Publication | Open Access
Epigenetic Reprogramming of Cancer-Associated Fibroblasts Deregulates Glucose Metabolism and Facilitates Progression of Breast Cancer
269
Citations
45
References
2020
Year
Cancer‑associated fibroblasts (CAFs) play an unclear role in breast cancer progression, and the mechanisms by which their altered glucose metabolism fuels tumor growth remain poorly understood. Using patient‑derived fibroblasts and animal models, the authors show that CAFs shift toward lactate and pyruvate production to fuel cancer cell biosynthesis, and that this glycolytic phenotype is maintained by hypoxia‑induced epigenetic reprogramming of HIF‑1α and glycolytic enzymes. Reducing CAF lactate production changes tumor metabolism and slows growth, indicating that CAF glucose metabolism evolves during progression and is partly driven by oxygen‑dependent epigenetic changes.
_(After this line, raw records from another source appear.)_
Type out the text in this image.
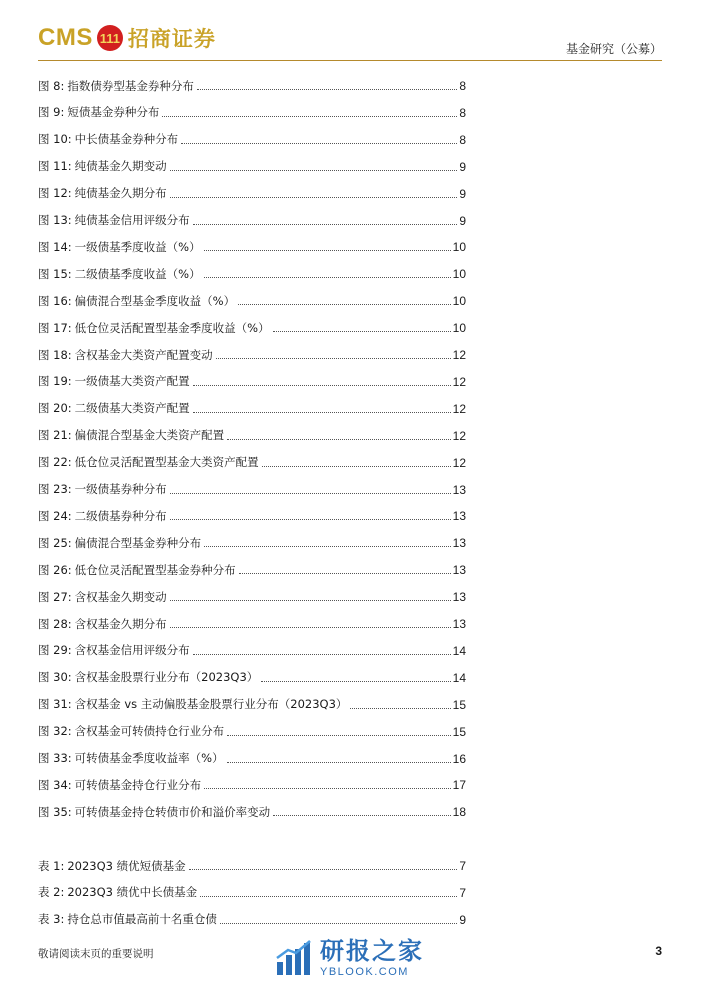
CMS 111 招商证券	基金研究（公募）
图 8: 指数债券型基金券种分布	8
图 9: 短债基金券种分布	8
图 10: 中长债基金券种分布	8
图 11: 纯债基金久期变动	9
图 12: 纯债基金久期分布	9
图 13: 纯债基金信用评级分布	9
图 14: 一级债基季度收益（%）	10
图 15: 二级债基季度收益（%）	10
图 16: 偏债混合型基金季度收益（%）	10
图 17: 低仓位灵活配置型基金季度收益（%）	10
图 18: 含权基金大类资产配置变动	12
图 19: 一级债基大类资产配置	12
图 20: 二级债基大类资产配置	12
图 21: 偏债混合型基金大类资产配置	12
图 22: 低仓位灵活配置型基金大类资产配置	12
图 23: 一级债基券种分布	13
图 24: 二级债基券种分布	13
图 25: 偏债混合型基金券种分布	13
图 26: 低仓位灵活配置型基金券种分布	13
图 27: 含权基金久期变动	13
图 28: 含权基金久期分布	13
图 29: 含权基金信用评级分布	14
图 30: 含权基金股票行业分布（2023Q3）	14
图 31: 含权基金 vs 主动偏股基金股票行业分布（2023Q3）	15
图 32: 含权基金可转债持仓行业分布	15
图 33: 可转债基金季度收益率（%）	16
图 34: 可转债基金持仓行业分布	17
图 35: 可转债基金持仓转债市价和溢价率变动	18
表 1: 2023Q3 绩优短债基金	7
表 2: 2023Q3 绩优中长债基金	7
表 3: 持仓总市值最高前十名重仓债	9
敬请阅读末页的重要说明	研报之家
YBLOOK.COM
3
The mechanistic contributions of cancer-associated fibroblasts (CAFs) in breast cancer progression remain to be fully understood. While altered glucose metabolism in CAFs could fuel cancer cells, how such metabolic reprogramming emerges and is sustained needs further investigation. Studying fibroblasts isolated from patients with benign breast tissues and breast cancer, in conjunction with multiple animal models, we demonstrate that CAFs exhibit a metabolic shift toward lactate and pyruvate production and fuel biosynthetic pathways of cancer cells. The depletion or suppression of the lactate production of CAFs alter the tumor metabolic profile and impede tumor growth. The glycolytic phenotype of the CAFs is in part sustained through epigenetic reprogramming of HIF-1α and glycolytic enzymes. Hypoxia induces epigenetic reprogramming of normal fibroblasts, resulting in a pro-glycolytic, CAF-like transcriptome. Our findings suggest that the glucose metabolism of CAFs evolves during tumor progression, and their breast cancer-promoting phenotype is partly mediated by oxygen-dependent epigenetic modifications.